Pierre-Yves Le Borgn'

député des Français de l'étranger

circonscription Allemagne, Europe centrale et orientale

1 er Mai

C’est le 1er mai. Jour de repos, jour de fête du travail, jour de printemps aussi. Dans le train que j’ai pris tôt ce matin, la campagne défile. Les champs de colza de Picardie déroulent un jaune magnifique. Le ciel a le bleu d’une saison qui s’affirme. A la gare du Nord apparaissent les premiers brins de muguets.

Ils me rappellent les fêtes de mon enfance, ces petites clochettes que mon père rapportait à ma mère au retour de la manifestation d’unité syndicale. C’était le début des beaux jours, l’été qui s’annonçait au loin. Nostalgie d’un passé heureux et fierté aussi d’être de ce monde du travail, de son histoire et de ses célébrations.

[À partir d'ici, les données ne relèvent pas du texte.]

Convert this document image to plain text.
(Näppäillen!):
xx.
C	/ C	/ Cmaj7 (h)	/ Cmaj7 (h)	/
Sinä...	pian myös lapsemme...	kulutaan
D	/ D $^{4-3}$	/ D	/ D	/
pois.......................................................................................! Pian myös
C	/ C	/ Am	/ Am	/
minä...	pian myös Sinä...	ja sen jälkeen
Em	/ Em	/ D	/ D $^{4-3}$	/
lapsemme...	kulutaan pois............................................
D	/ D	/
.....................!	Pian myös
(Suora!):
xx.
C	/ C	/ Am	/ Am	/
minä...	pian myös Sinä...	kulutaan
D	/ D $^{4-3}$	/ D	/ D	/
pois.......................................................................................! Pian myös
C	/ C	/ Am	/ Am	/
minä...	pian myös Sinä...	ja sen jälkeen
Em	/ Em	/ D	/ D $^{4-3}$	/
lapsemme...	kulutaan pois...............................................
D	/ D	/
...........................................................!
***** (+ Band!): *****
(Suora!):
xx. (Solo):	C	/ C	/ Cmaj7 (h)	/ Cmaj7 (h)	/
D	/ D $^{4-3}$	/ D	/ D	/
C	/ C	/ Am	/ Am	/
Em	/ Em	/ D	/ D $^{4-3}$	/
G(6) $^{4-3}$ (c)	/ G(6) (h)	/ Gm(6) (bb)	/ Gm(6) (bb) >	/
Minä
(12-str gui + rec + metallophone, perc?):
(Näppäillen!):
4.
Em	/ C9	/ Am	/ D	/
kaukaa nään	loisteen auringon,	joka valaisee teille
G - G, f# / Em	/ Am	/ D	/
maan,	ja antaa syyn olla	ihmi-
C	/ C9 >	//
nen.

Ce matin, j’ai envie de voir Paris. Dans le taxi qui file vers la rue de Solférino, je regarde les avenues désertes. Le chauffeur emprunte de petites rues, progresse vers le Louvre et … aboutit à deux pas des préparatifs de la manifestation du Front National  !  Demi-tour gêné: ce n’était pas le rassemblement attendu !

Le siège du PS est tranquille. Un simple bouquet de roses est posé à même le sol dans la cour pavée. Au pied d’une petite plaque. « A Pierre Bérégovoy, martyr socialiste (1925-1993) ». Autre 1er mai, celui d’une grande peine pour tant de Français. Je ne pouvais y croire.

Béré, un parcours construit à la force du travail, de l’usine en Normandie à la direction de notre pays. La gauche au pouvoir, les réformes, le courage et aussi les calomnies, la défaite et la solitude. Il y a des mots qui tuent et sans doute aussi des silences qui condamnent. Climat d’une époque malsaine et révolue. Livrer aux chiens l’honneur d’un homme et finalement sa vie, les mots de François Mitterrand aux obsèques de Pierre Bérégovoy résonnent encore en moi.

L’émotion demeure, malgré le temps qui passe. En laissant le souvenir et le cœur nous ramener au bord d’un canal, à Nevers, il y a 17 ans déjà.